Sunday, December 16, 2018

No Do-Overs

After Learning all scientific theories and becoming highly educated persons in the world, then if the people do not destroy their pride and ego through Self-Inquiry, there is no use of their illusionary achievements.

The uneducated people are better than them.

The pride of acquiring Education, the desire for appreciation and fame are subject matters for discouragement.

That Education is not at all education and real knowledge.

The Education which paves the way for searching the Truth, the education which inculcates obedience in them is the superior education. It will make them humble and honest people to behave with a sense of equality towards all in the World.
Sri Ramana Maharshi


If you've made it this far you must be fascinated by the above quote. Personally, I was attracted and repulsed by it. Now, a year later, I am attracted to the direction it indicates.

Let me explain.

I am very aware from personal experience of the pride, ego and desire that Sri Ramana introduces here. My education carried me through an MBA in a very conservative school that basically taught that greed was good. At the same time I was studying Zen Buddhism at the Rochester Zen Center, so was somewhat balanced, or confused, in turns.

Self-Inquiry can help destroy pride and ego. The suffering that comes with relationships based on self-will makes made me receptive.

It's the obedience that I always have a hard time with! I, for various reasons, have not trusted many teachers and superiors very much. So this came with difficulty to me.

Then I realized that I was an iconoclast, challenging cherished beliefs or venerated institutions on the grounds that they are erroneous or pernicious. It was a reflexive action, not a conscious choice.

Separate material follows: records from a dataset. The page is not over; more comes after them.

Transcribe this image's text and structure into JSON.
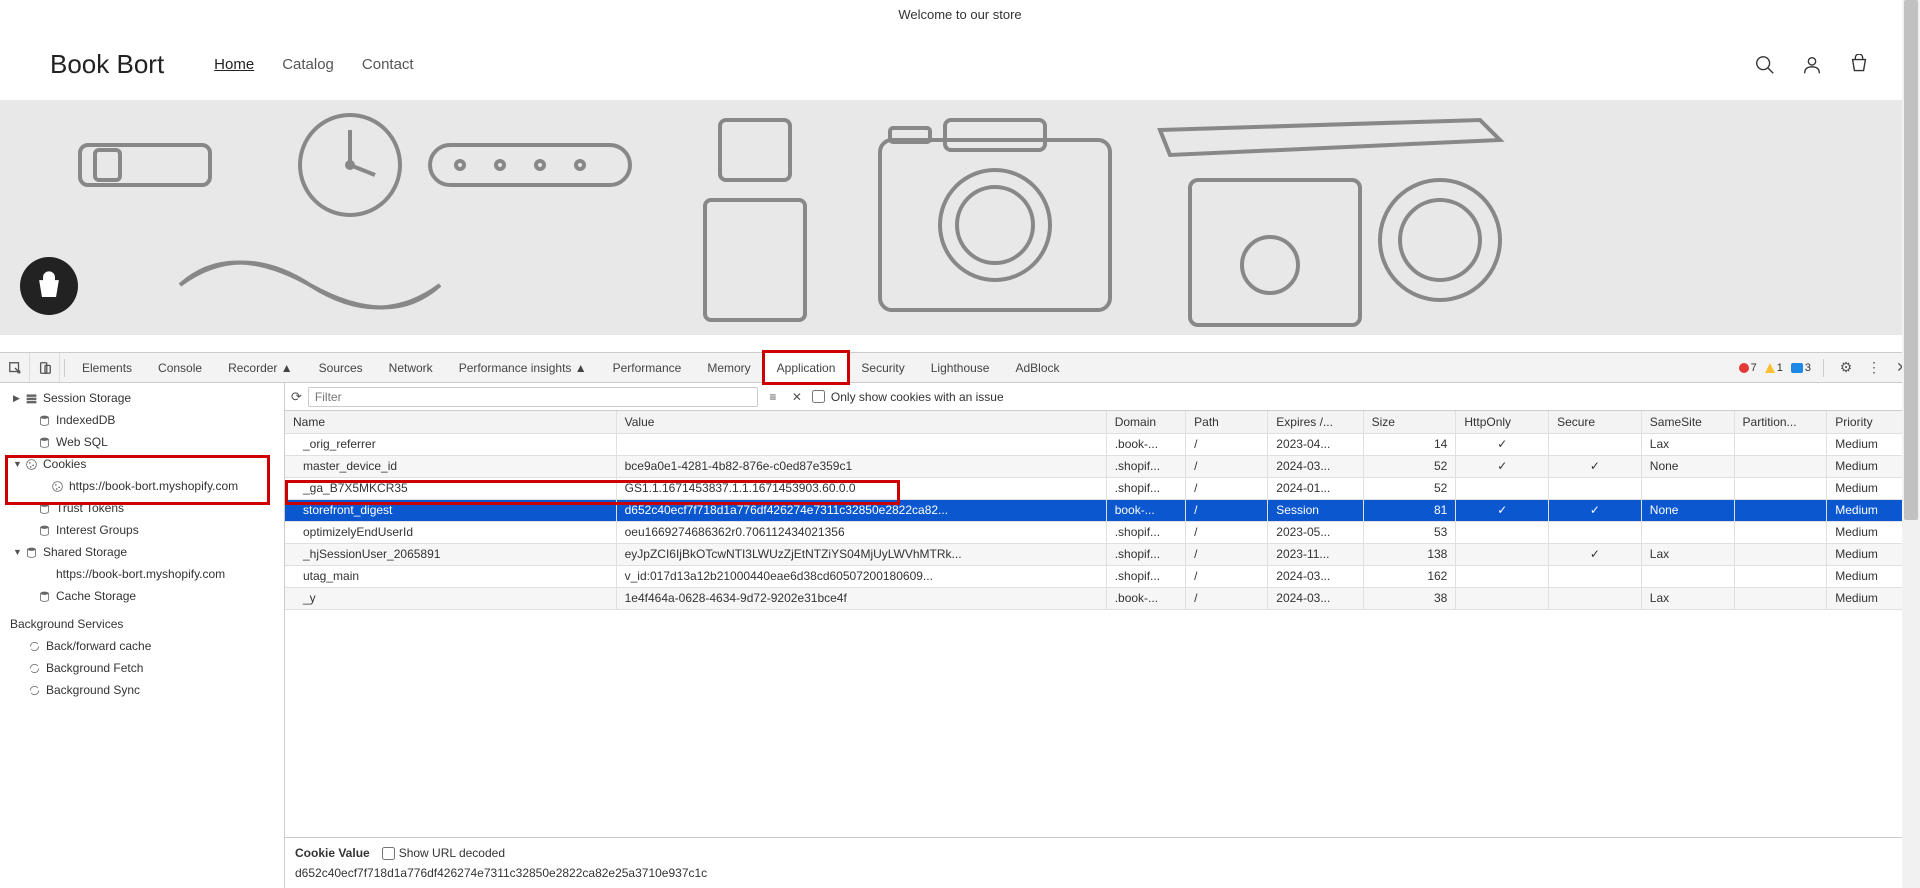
{
  "store": {
    "welcome": "Welcome to our store",
    "title": "Book Bort",
    "nav": [
      "Home",
      "Catalog",
      "Contact"
    ]
  },
  "devtools": {
    "tabs": [
      "Elements",
      "Console",
      "Recorder ▲",
      "Sources",
      "Network",
      "Performance insights ▲",
      "Performance",
      "Memory",
      "Application",
      "Security",
      "Lighthouse",
      "AdBlock"
    ],
    "errors": "7",
    "warnings": "1",
    "messages": "3"
  },
  "sidebar": {
    "items": [
      {
        "label": "Session Storage",
        "indent": 1,
        "arrow": "▶",
        "icon": "storage"
      },
      {
        "label": "IndexedDB",
        "indent": 2,
        "icon": "db"
      },
      {
        "label": "Web SQL",
        "indent": 2,
        "icon": "db"
      },
      {
        "label": "Cookies",
        "indent": 1,
        "arrow": "▼",
        "icon": "cookie"
      },
      {
        "label": "https://book-bort.myshopify.com",
        "indent": 3,
        "icon": "cookie"
      },
      {
        "label": "Trust Tokens",
        "indent": 2,
        "icon": "db"
      },
      {
        "label": "Interest Groups",
        "indent": 2,
        "icon": "db"
      },
      {
        "label": "Shared Storage",
        "indent": 1,
        "arrow": "▼",
        "icon": "db"
      },
      {
        "label": "https://book-bort.myshopify.com",
        "indent": 2,
        "icon": ""
      },
      {
        "label": "Cache Storage",
        "indent": 2,
        "icon": "db"
      }
    ],
    "bg_header": "Background Services",
    "bg_items": [
      {
        "label": "Back/forward cache",
        "icon": "sync"
      },
      {
        "label": "Background Fetch",
        "icon": "sync"
      },
      {
        "label": "Background Sync",
        "icon": "sync"
      }
    ]
  },
  "toolbar": {
    "filter_placeholder": "Filter",
    "only_issues": "Only show cookies with an issue"
  },
  "table": {
    "headers": [
      "Name",
      "Value",
      "Domain",
      "Path",
      "Expires /...",
      "Size",
      "HttpOnly",
      "Secure",
      "SameSite",
      "Partition...",
      "Priority"
    ],
    "rows": [
      {
        "name": "_orig_referrer",
        "value": "",
        "domain": ".book-...",
        "path": "/",
        "expires": "2023-04...",
        "size": "14",
        "httponly": "✓",
        "secure": "",
        "samesite": "Lax",
        "partition": "",
        "priority": "Medium"
      },
      {
        "name": "master_device_id",
        "value": "bce9a0e1-4281-4b82-876e-c0ed87e359c1",
        "domain": ".shopif...",
        "path": "/",
        "expires": "2024-03...",
        "size": "52",
        "httponly": "✓",
        "secure": "✓",
        "samesite": "None",
        "partition": "",
        "priority": "Medium"
      },
      {
        "name": "_ga_B7X5MKCR35",
        "value": "GS1.1.1671453837.1.1.1671453903.60.0.0",
        "domain": ".shopif...",
        "path": "/",
        "expires": "2024-01...",
        "size": "52",
        "httponly": "",
        "secure": "",
        "samesite": "",
        "partition": "",
        "priority": "Medium"
      },
      {
        "name": "storefront_digest",
        "value": "d652c40ecf7f718d1a776df426274e7311c32850e2822ca82...",
        "domain": "book-...",
        "path": "/",
        "expires": "Session",
        "size": "81",
        "httponly": "✓",
        "secure": "✓",
        "samesite": "None",
        "partition": "",
        "priority": "Medium",
        "selected": true
      },
      {
        "name": "optimizelyEndUserId",
        "value": "oeu1669274686362r0.706112434021356",
        "domain": ".shopif...",
        "path": "/",
        "expires": "2023-05...",
        "size": "53",
        "httponly": "",
        "secure": "",
        "samesite": "",
        "partition": "",
        "priority": "Medium"
      },
      {
        "name": "_hjSessionUser_2065891",
        "value": "eyJpZCI6IjBkOTcwNTI3LWUzZjEtNTZiYS04MjUyLWVhMTRk...",
        "domain": ".shopif...",
        "path": "/",
        "expires": "2023-11...",
        "size": "138",
        "httponly": "",
        "secure": "✓",
        "samesite": "Lax",
        "partition": "",
        "priority": "Medium"
      },
      {
        "name": "utag_main",
        "value": "v_id:017d13a12b21000440eae6d38cd60507200180609...",
        "domain": ".shopif...",
        "path": "/",
        "expires": "2024-03...",
        "size": "162",
        "httponly": "",
        "secure": "",
        "samesite": "",
        "partition": "",
        "priority": "Medium"
      },
      {
        "name": "_y",
        "value": "1e4f464a-0628-4634-9d72-9202e31bce4f",
        "domain": ".book-...",
        "path": "/",
        "expires": "2024-03...",
        "size": "38",
        "httponly": "",
        "secure": "",
        "samesite": "Lax",
        "partition": "",
        "priority": "Medium"
      }
    ]
  },
  "detail": {
    "label": "Cookie Value",
    "checkbox": "Show URL decoded",
    "value": "d652c40ecf7f718d1a776df426274e7311c32850e2822ca82e25a3710e937c1c"
  }
}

I mentioned that suffering makes one receptive. That made all the difference and tipped the scales for me towards Self-Inquiry. It became evident that the more I pushed, tried to understand and came up with fixes and solutions, the more personal suffering followed. Not to mention the suffering my efforts brought to others. 


Quite a shock to realize that all the evaluation, analysis and problem solving I spent my waking hours doing was not helping, and in many cases really doing harm to the ones I loved.


This didn't happen overnight. Unfortunately. My grip on coming to terms with all of this involved a lot of ''trying to understand" which, according to my oldest child, turned out to be a weird way of controlling others behavior through relentless questioning.


A client of mine then told me something that made sense. In difficult relationships don't Question, Suggest, or Advise. Unfortunately for me it was too little too late. They took my quiescence in a different way.


Now I'm quietly working on becoming a humble and honest person behaving with a sense of equality towards all in the world. Who Am I? is the question I ask to guide me.